Building the QIIME AMI

Jai Ram Rideout edited this page May 26, 2015 · 47 revisions

Building the QIIME AMI (i.e., the QIIME Amazon Virtual Machine)

  1. We begin with the StarCluster base x86_64 AMI. The latest StarCluster AMI can be found on the StarCluster website. For QIIME 1.9.1, we used ami-765b3e1f. This is an Ubuntu 12.04 virtual machine.
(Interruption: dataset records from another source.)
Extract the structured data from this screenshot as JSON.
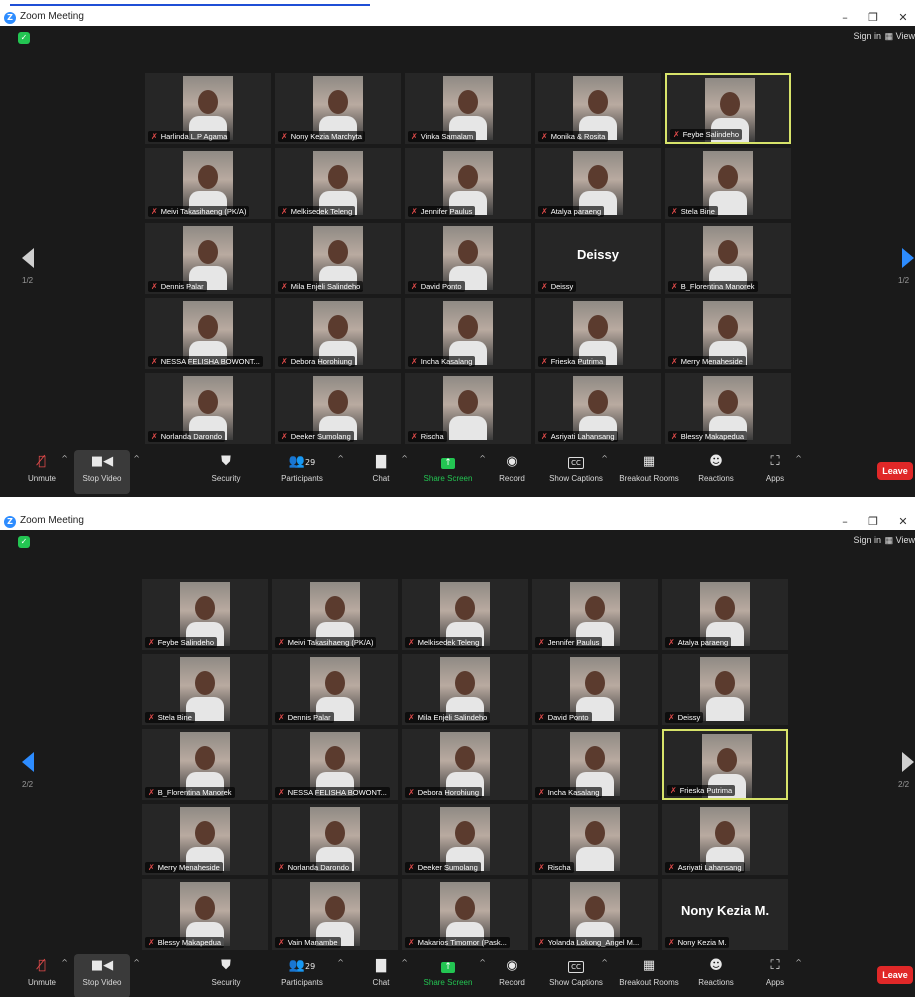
{
  "windows": [
    {
      "title": "Zoom Meeting",
      "sign_in": "Sign in",
      "view": "View",
      "page_indicator": "1/2",
      "page_indicator_right": "1/2",
      "participants_count": "29",
      "tiles": [
        {
          "name": "Harlinda L.P Agama",
          "big": ""
        },
        {
          "name": "Nony Kezia Marchyta",
          "big": ""
        },
        {
          "name": "Vinka Samalam",
          "big": ""
        },
        {
          "name": "Monika & Rosita",
          "big": ""
        },
        {
          "name": "Feybe Salindeho",
          "big": "",
          "active": true
        },
        {
          "name": "Meivi Takasihaeng (PK/A)",
          "big": ""
        },
        {
          "name": "Melkisedek Teleng",
          "big": ""
        },
        {
          "name": "Jennifer Paulus",
          "big": ""
        },
        {
          "name": "Atalya paraeng",
          "big": ""
        },
        {
          "name": "Stela Bine",
          "big": ""
        },
        {
          "name": "Dennis Palar",
          "big": ""
        },
        {
          "name": "Mila Enjeli Salindeho",
          "big": ""
        },
        {
          "name": "David Ponto",
          "big": ""
        },
        {
          "name": "Deissy",
          "big": "Deissy"
        },
        {
          "name": "B_Florentina Manorek",
          "big": ""
        },
        {
          "name": "NESSA FELISHA BOWONT...",
          "big": ""
        },
        {
          "name": "Debora Horohiung",
          "big": ""
        },
        {
          "name": "Incha Kasalang",
          "big": ""
        },
        {
          "name": "Frieska Putrima",
          "big": ""
        },
        {
          "name": "Merry Menaheside",
          "big": ""
        },
        {
          "name": "Norlanda Darondo",
          "big": ""
        },
        {
          "name": "Deeker Sumolang",
          "big": ""
        },
        {
          "name": "Rischa",
          "big": ""
        },
        {
          "name": "Asriyati Lahansang",
          "big": ""
        },
        {
          "name": "Blessy Makapedua",
          "big": ""
        }
      ]
    },
    {
      "title": "Zoom Meeting",
      "sign_in": "Sign in",
      "view": "View",
      "page_indicator": "2/2",
      "page_indicator_right": "2/2",
      "participants_count": "29",
      "tiles": [
        {
          "name": "Feybe Salindeho",
          "big": ""
        },
        {
          "name": "Meivi Takasihaeng (PK/A)",
          "big": ""
        },
        {
          "name": "Melkisedek Teleng",
          "big": ""
        },
        {
          "name": "Jennifer Paulus",
          "big": ""
        },
        {
          "name": "Atalya paraeng",
          "big": ""
        },
        {
          "name": "Stela Bine",
          "big": ""
        },
        {
          "name": "Dennis Palar",
          "big": ""
        },
        {
          "name": "Mila Enjeli Salindeho",
          "big": ""
        },
        {
          "name": "David Ponto",
          "big": ""
        },
        {
          "name": "Deissy",
          "big": ""
        },
        {
          "name": "B_Florentina Manorek",
          "big": ""
        },
        {
          "name": "NESSA FELISHA BOWONT...",
          "big": ""
        },
        {
          "name": "Debora Horohiung",
          "big": ""
        },
        {
          "name": "Incha Kasalang",
          "big": ""
        },
        {
          "name": "Frieska Putrima",
          "big": "",
          "active": true
        },
        {
          "name": "Merry Menaheside",
          "big": ""
        },
        {
          "name": "Norlanda Darondo",
          "big": ""
        },
        {
          "name": "Deeker Sumolang",
          "big": ""
        },
        {
          "name": "Rischa",
          "big": ""
        },
        {
          "name": "Asriyati Lahansang",
          "big": ""
        },
        {
          "name": "Blessy Makapedua",
          "big": ""
        },
        {
          "name": "Vain Manambe",
          "big": ""
        },
        {
          "name": "Makarios Timomor (Pask...",
          "big": ""
        },
        {
          "name": "Yolanda Lokong_Angel M...",
          "big": ""
        },
        {
          "name": "Nony Kezia M.",
          "big": "Nony Kezia M."
        }
      ]
    }
  ],
  "toolbar": {
    "unmute": "Unmute",
    "stop_video": "Stop Video",
    "security": "Security",
    "participants": "Participants",
    "chat": "Chat",
    "share_screen": "Share Screen",
    "record": "Record",
    "show_captions": "Show Captions",
    "breakout_rooms": "Breakout Rooms",
    "reactions": "Reactions",
    "apps": "Apps",
    "leave": "Leave",
    "cc": "CC"
  },
  "colors": {
    "accent_blue": "#2d8cff",
    "share_green": "#23c552",
    "leave_red": "#e02828",
    "active_speaker": "#d7e36a"
  }
}
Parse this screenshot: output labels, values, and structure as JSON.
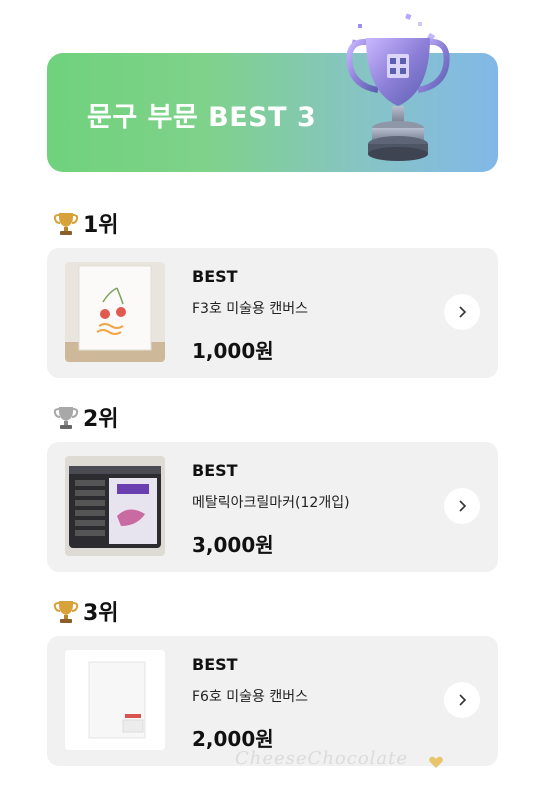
{
  "banner": {
    "title": "문구 부문 BEST 3"
  },
  "colors": {
    "gold": "#d8a23a",
    "silver": "#9a9a9a",
    "card_bg": "#f1f1f1",
    "banner_green": "#6fd27c",
    "banner_blue": "#82b8e8"
  },
  "rankings": [
    {
      "rank_label": "1위",
      "trophy": "gold-trophy-icon",
      "badge": "BEST",
      "name": "F3호 미술용 캔버스",
      "price": "1,000원"
    },
    {
      "rank_label": "2위",
      "trophy": "silver-trophy-icon",
      "badge": "BEST",
      "name": "메탈릭아크릴마커(12개입)",
      "price": "3,000원"
    },
    {
      "rank_label": "3위",
      "trophy": "gold-trophy-icon",
      "badge": "BEST",
      "name": "F6호 미술용 캔버스",
      "price": "2,000원"
    }
  ],
  "watermark": "CheeseChocolate"
}
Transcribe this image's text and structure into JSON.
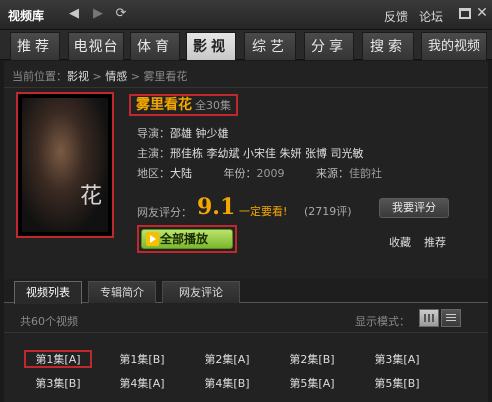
{
  "app": {
    "title": "视频库",
    "feedback": "反馈",
    "forum": "论坛"
  },
  "nav": {
    "tabs": [
      "推荐",
      "电视台",
      "体育",
      "影视",
      "综艺",
      "分享",
      "搜索",
      "我的视频"
    ],
    "active": "影视"
  },
  "breadcrumb": {
    "label": "当前位置：",
    "level1": "影视",
    "sep1": " > ",
    "level2": "情感",
    "sep2": " > ",
    "current": "雾里看花"
  },
  "show": {
    "title": "雾里看花",
    "episodes": "全30集",
    "poster_text": "花",
    "director_label": "导演：",
    "director": "邵雄 钟少雄",
    "cast_label": "主演：",
    "cast": "邢佳栋 李幼斌 小宋佳 朱妍 张博 司光敏",
    "region_label": "地区：",
    "region": "大陆",
    "year_label": "年份：",
    "year": "2009",
    "source_label": "来源：",
    "source": "佳韵社"
  },
  "rating": {
    "label": "网友评分：",
    "score": "9.1",
    "comment": "一定要看!",
    "count": "(2719评)",
    "rate_button": "我要评分"
  },
  "actions": {
    "play_all": "全部播放",
    "collect": "收藏",
    "recommend": "推荐"
  },
  "subtabs": [
    "视频列表",
    "专辑简介",
    "网友评论"
  ],
  "list": {
    "total": "共60个视频",
    "display_mode": "显示模式：",
    "episodes": [
      "第1集[A]",
      "第1集[B]",
      "第2集[A]",
      "第2集[B]",
      "第3集[A]",
      "第3集[B]",
      "第4集[A]",
      "第4集[B]",
      "第5集[A]",
      "第5集[B]"
    ]
  },
  "colors": {
    "accent": "#f5a700",
    "highlight_border": "#c0282e",
    "play_green": "#7bb82c"
  }
}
  2. Next, we launch an instance of that AMI (since the Amazon interface changes, we're assuming that the reader knows how to do that). We launch an m1.large for building the instance, which provides sufficient CPU, memory and storage for building and testing QIIME 1.9.1. Log into that instance over ssh.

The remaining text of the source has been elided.